Michelle put together a board of people who could help Public Allies raise money and "left it with about a one-year reserve, which none of our sites since have had," said Paul Schmitz, national Public Allies CEO. "She built it to last."
By 1996, the University of Chicago offered a job as associate dean of students. Part of her job was to organize the volunteer work of students.
Hearing of her work, then U. of C. Hospitals President Michael Riordan offered Michelle a job in 2002 as executive director of community affairs -- liaison between the institution and its community.
Two months after Obama's January 2005 swearing-in as U.S. senator, Michelle was promoted to vice president of external affairs and community relations. Tax returns show her compensation that year went from $122,000 to $317,000, though hospital officials say some of the latter figure includes a one-time pension payout and a bonus.
By then, among other things, Michelle had expanded a two-person part-time office to a staff of 17, grown the number of volunteers coming into the hospital from 200 to nearly 1,000, and quadrupled the number of employees volunteering outside the hospital to 800, officials said.
Even so, some have questioned if Obama's new status triggered Michelle's promotion. Riordan insists the job had been discussed well before Obama became U.S. senator.
"Michelle is the real deal and . . . really earned every bit of her promotion on her own," he said.
Web sites and Crain's Chicago Business have noted Michelle's June 2005 election to the board of directors of TreeHouse Foods -- a post that earned her $45,000 in 2005 and stock options that by the end of 2006, if claimed, would have reaped her $60,000.
"She got on the corporate board of someplace where she could make money, and make money quickly," said political consultant Joe Novak.
"She's cashing in because of her husband."

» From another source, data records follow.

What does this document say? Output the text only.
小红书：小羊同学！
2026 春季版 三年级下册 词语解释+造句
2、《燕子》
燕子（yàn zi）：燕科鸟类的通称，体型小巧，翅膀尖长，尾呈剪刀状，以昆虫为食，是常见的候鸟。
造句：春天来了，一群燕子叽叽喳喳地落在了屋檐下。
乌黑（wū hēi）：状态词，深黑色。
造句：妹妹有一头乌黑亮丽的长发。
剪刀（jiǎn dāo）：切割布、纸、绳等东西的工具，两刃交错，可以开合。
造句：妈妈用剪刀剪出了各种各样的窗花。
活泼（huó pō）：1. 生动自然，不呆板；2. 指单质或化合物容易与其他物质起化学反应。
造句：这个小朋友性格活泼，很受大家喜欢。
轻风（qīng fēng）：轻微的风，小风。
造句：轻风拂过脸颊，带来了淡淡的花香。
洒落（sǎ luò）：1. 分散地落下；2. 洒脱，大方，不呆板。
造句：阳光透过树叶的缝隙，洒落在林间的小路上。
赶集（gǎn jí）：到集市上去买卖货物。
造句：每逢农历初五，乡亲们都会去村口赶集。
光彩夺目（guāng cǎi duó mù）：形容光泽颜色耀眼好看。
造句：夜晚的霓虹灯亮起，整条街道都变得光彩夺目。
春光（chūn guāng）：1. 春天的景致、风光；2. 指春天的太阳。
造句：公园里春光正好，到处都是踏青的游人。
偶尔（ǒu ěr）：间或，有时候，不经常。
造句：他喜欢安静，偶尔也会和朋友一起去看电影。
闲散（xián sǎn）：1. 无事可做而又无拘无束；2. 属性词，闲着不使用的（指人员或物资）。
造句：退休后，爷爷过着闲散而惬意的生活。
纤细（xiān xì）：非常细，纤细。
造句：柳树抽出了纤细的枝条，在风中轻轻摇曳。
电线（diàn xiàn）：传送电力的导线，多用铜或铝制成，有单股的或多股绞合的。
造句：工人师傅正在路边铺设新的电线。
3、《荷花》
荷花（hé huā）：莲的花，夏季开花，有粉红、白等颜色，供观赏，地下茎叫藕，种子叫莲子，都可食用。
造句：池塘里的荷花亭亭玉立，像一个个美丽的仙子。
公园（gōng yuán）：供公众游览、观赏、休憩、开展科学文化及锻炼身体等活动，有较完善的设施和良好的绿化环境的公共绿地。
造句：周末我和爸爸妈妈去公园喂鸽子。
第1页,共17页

Michelle was on the TreeHouse board in November 2005 when one of its divisions announced plans to close a pickle plant in La Junta, Colo., displacing 150 "mainly Hispanic" workers, Novak said.
A year later, her husband criticized Wal-Mart's treatment of its workers.
"How can she defend TreeHouse while her husband is attacking Wal-Mart?" Novak said.
Obama spokesman Julian Green said Michelle applied for the TreeHouse job after a family friend who consults for companies seeking to increase minorities on their boards alerted her to the opening.
"Michelle has performed her duties diligently, and her compensation is commensurate with the company's other board members," Green said.
Some people sweat under the floodlights, but Michelle's background as a lawyer, community liaison, fund-raiser and strategist could come in handy if her husband runs for president.
The toughest part may be juggling the demands of a campaign with work, marriage and motherhood -- something Michelle has been able to do so far, in part due to baby-sitting and other help from her mother and close female friends.
Whatever happens, Michelle will find a way to make it all work, said Craig Robinson.
"There's nothing too hard for her to do," he said.